After the open house, the temple will be dedicated and it will no longer be open to the general public.

Temples are used for proxy baptisms of the dead, in which especially devout church members stand in for deceased relatives or ancestors who have not been baptized, and for the sealing of marriages and family units for time and eternity.

These special rites may not be done in ward chapels, where LDS members worship each Sunday. Marriages performed in ward chapels are not for eternity under LDS doctrine.

The new temple is to serve approximately 45,250 church members in 69 counties in a district stretching from Waco to Brownsville. The district includes 11 stakes, which are analogous to Catholic dioceses.
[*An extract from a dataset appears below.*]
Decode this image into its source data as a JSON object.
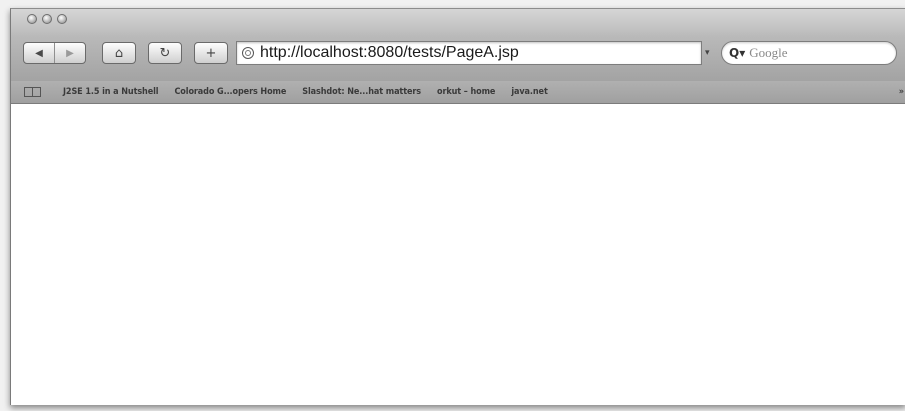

Four of those stakes are in San Antonio, which has 15,000 LDS members. Texas has 212,000 members, Gomm said.

The other temples in Texas, in order of their construction, are in Dallas (1984), Houston (2000) and Lubbock (2002).

Jim Bratt, bishop of the Stone Oak ward, said the current president of the LDS Church, Gordon B. Hinckley, has authorized more new temples than all previous presidents combined to make the temples more accessible to rank-and-file members.

The seven oldest temples still in use today were built between 1877 and 1927 - a span of 50 years. The San Antonio temple will be the 125th worldwide, and the 77th since Hinckley became the 15th president in 1995.

"A visit to the temple is a once-in-a-lifetime pilgrimage," Bratt said. "Often in the past, people had to make great sacrifices in order to go. President Hinckley wanted to make it easier for people to get to them."